Cher ami, qu’envers toi je me trouve coupable !
Je t’ai fait un secret dont la charge m’accable ;
Je t’ai craint ; j’ai prévu tes conseils, des discours,
Que ma foible raison me rappelle toujours.
Quand j’ai voulu parler, la honte m’a fait taire ;
Et je crains qu’entre nous l’amitié ne s’altere.

Damon.

Durval, j’ai des défauts, & même des plus grands ;
Mais je n’ai pas celui d’être de ces tyrans
Qui font de leurs amis de malheureux esclaves ;
Leur pénible amitié n’est que fers & qu’entraves ;
Toujours jaloux, & prêts à se formaliser,
Il leur faut des sujets qu’ils puissent maîtriser.

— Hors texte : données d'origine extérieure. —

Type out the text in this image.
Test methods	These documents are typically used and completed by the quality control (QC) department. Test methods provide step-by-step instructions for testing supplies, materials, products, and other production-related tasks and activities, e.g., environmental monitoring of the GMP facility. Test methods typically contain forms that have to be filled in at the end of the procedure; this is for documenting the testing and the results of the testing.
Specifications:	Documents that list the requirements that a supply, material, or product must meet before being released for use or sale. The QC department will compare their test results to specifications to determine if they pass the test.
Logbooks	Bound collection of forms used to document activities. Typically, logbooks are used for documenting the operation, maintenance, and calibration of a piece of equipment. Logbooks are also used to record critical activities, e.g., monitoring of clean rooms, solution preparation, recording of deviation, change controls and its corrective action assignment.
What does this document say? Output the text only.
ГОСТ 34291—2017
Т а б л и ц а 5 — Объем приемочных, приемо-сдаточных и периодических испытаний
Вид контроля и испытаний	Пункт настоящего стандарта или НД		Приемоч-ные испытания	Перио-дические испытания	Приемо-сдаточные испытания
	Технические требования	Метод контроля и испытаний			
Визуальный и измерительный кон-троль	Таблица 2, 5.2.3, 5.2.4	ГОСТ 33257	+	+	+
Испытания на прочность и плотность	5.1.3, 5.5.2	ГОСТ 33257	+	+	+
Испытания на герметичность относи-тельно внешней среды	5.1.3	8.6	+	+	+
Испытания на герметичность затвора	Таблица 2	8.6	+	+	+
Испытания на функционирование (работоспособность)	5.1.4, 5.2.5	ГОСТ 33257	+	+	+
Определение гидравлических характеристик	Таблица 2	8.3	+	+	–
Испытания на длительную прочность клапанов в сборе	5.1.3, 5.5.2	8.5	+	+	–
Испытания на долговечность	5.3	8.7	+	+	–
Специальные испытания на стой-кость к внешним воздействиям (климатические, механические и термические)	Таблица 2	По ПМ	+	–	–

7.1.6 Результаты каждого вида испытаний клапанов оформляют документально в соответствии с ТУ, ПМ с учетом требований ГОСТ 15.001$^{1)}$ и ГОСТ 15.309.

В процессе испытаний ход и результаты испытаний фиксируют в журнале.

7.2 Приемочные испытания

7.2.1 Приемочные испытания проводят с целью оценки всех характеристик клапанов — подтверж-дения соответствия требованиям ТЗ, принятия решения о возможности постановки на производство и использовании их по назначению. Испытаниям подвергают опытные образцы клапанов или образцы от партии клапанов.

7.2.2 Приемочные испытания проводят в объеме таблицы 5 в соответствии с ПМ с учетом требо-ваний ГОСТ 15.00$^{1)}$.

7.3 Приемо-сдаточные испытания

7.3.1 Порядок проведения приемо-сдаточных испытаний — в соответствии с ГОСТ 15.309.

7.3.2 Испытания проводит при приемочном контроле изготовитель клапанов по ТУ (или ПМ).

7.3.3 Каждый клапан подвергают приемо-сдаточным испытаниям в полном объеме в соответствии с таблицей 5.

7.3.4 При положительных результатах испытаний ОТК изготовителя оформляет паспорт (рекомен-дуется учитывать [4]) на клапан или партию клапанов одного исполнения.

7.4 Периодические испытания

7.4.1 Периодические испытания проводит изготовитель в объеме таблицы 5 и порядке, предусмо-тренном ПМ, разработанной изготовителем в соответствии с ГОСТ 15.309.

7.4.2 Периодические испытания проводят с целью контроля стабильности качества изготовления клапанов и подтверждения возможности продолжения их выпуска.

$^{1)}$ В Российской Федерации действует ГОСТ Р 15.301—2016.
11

Mais la vraie amitié n’est point impérieuse ;
C’est une liaison libre & délicieuse,
Dont le cœur & l’esprit, la raison & le tems,
Ont ensemble formé les nœuds toujours charmans ;
Et sa chaîne, au besoin, plus souple & plus liante,
Doit prêter de concert, sans qu’on la violente.
Voilà ce qu’avec vous jusqu’ici j’ai trouvé,
Et qu’avec moi, je crois, vous avez éprouvé.